La pandémie a donné un formidable élan aux données statistiques en temps réel. Au risque d’agir sans réfléchir?
Dès le déclenchement de la pandémie, l’urgence économique a conduit de nombreux instituts statistiques à rechercher et intégrer les données dites à haute fréquence, afin de capter au plus vite et au plus près, l’ampleur de l’arrêt de l’activité. De la fréquentation des parcs aux achats par carte de crédit, en passant par le suivi du trafic aérien ou maritime, ces données immédiatement et facilement disponibles ont constitué une mine d’informations permettant également aux politiques de réagir au plus près de la crise. Comme le résumait récemment le magazine The Economist1, tous les progrès accomplis en matière de collecte de données statistiques, du fait de leurs insuffisances ou de leurs publications tardives, ont encore trop souvent laissé les économistes dans le noir, ne permettant pas aux politiques d’agir en connaissance de cause ni à bon escient.
La pandémie vient de donner un sens nouveau au Big Data. Au travers des applications et services de paiement en lignes et autres données de localisation disponibles via les réseaux sociaux, le monde est submergé d’informations. Si le secteur privé avait déjà pris la mesure de l’intérêt de telles données en temps réel pour la gestion de leurs stocks, l’orientation de leurs offres etc. les autorités publiques (instituts statistiques, banques centrales, gouvernements), restaient plutôt éloignés de ces mines de données. Non sans raison d’ailleurs, au regard des biais qui entachent la collecte de ces données abondantes certes, mais non filtrées. Pour s’en convaincre, il n’y avait qu’à lire les «mises en garde» qui accompagnaient les statistiques de mobilité publiée par Google.
Réconcilier le big data et la rigueur de l’analyse statistique et scientifique reste un défi que relève désormais une nouvelle générations d’économistes et des laboratoires universitaires de plus en plus nombreux.
La révolution 3.0 est en marche en économie. Pour les gouvernants également, qui semblent désormais capables de façonner leur politique avec plus de pertinence. Fini les «gros sabots», vive les «frappes ciblées» et au bon moment de surcroît ! Mais jusqu’à quel point?
Trois types de risques au moins devraient conduire à plus de circonspection. Tout d’abord, celui d’une interprétation incorrecte des données reçues. Lorsque les ventes de voitures neuves reculent, s’agit-il d’une baisse de la demande ou d’un manque de pièces détachées pour la production? Qui avait prévu que le rebond de la demande entraînerait cette fois-ci un regain d’inflation et à si courte échéance? L’extrapolation reste un art difficile. La crise de la pandémie ne saurait s’analyser à l’aune de celle de 2008. Aujourd’hui, l’heure est à l’économie expérimentale, établir les causalités pertinentes est au cœur de cette recherche. Mais la théorie fondamentale ne mériterait-elle pas également d’être revisitée?

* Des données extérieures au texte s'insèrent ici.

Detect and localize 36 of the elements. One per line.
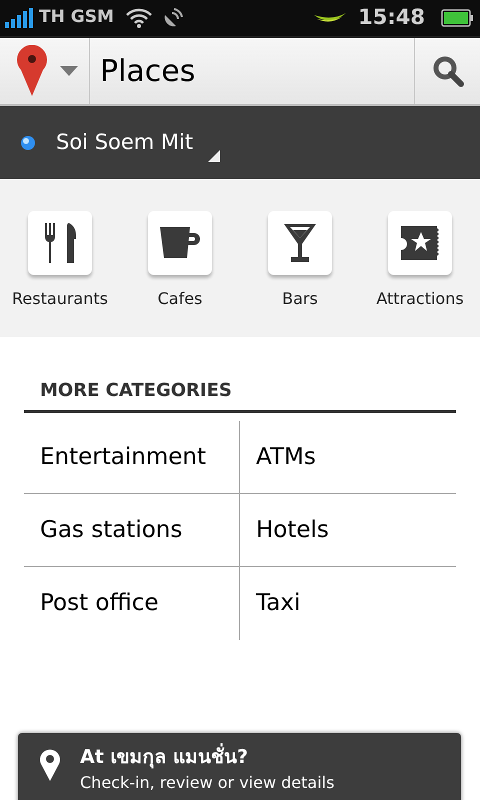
location-selector[interactable]: Soi Soem Mit <box>0 106 480 179</box>
category-tile[interactable] <box>388 211 452 275</box>
battery-icon <box>441 9 473 27</box>
category-link[interactable]: Entertainment <box>40 440 206 474</box>
category-tile[interactable] <box>268 211 332 275</box>
satellite-dish-icon <box>162 7 184 29</box>
category-link[interactable]: Taxi <box>256 586 300 621</box>
signal-icon <box>5 8 35 28</box>
carrier-name: TH GSM <box>39 6 114 30</box>
wifi-icon <box>126 8 152 28</box>
category-tile[interactable] <box>148 211 212 275</box>
place-pin-icon <box>40 749 60 781</box>
category-label[interactable]: Cafes <box>158 287 202 311</box>
ticket-star-icon <box>401 226 439 260</box>
caret-icon <box>60 66 78 76</box>
category-tile[interactable] <box>28 211 92 275</box>
clock: 15:48 <box>358 4 425 32</box>
cocktail-glass-icon <box>284 224 316 262</box>
category-link[interactable]: Gas stations <box>40 512 182 548</box>
category-link[interactable]: Hotels <box>256 512 329 548</box>
map-pin-icon <box>16 45 48 97</box>
checkin-prompt[interactable]: At เขมกุล แมนชั่น? Check-in, review or view details <box>18 733 461 800</box>
app-title: Places <box>99 52 196 90</box>
category-label[interactable]: Bars <box>282 287 318 311</box>
location-dot-icon <box>20 134 36 150</box>
category-link[interactable]: Post office <box>40 586 159 621</box>
category-link[interactable]: ATMs <box>256 440 316 474</box>
checkin-title: At เขมกุล แมนชั่น? <box>80 745 334 769</box>
checkin-subtitle: Check-in, review or view details <box>80 772 334 794</box>
coffee-cup-icon <box>160 227 200 259</box>
search-icon <box>432 55 464 87</box>
dropdown-corner-icon <box>208 150 220 162</box>
category-label[interactable]: Restaurants <box>12 287 108 311</box>
section-heading: MORE CATEGORIES <box>24 377 456 413</box>
category-label[interactable]: Attractions <box>376 287 464 311</box>
fork-knife-icon <box>43 223 77 263</box>
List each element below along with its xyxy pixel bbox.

En outre, les Etats disposant de tels outils ne risquent-ils pas de tomber dans un interventionnisme tous azimuts, donnant de surcroît des coups de barre intempestifs à chaque remontée d’informations contradictoires?
Enfin, et peut-être surtout au regard des enjeux climatiques et mondiaux qui nous préoccupent, nos gouvernants ne risquent-ils de pas perdre la boussole des objectifs de long terme qui doivent animer leurs engagements et leurs politiques?
Gouverner c’est prévoir dit l’adage, c’est aussi savoir tenir solidement la barre et faire fi des embruns.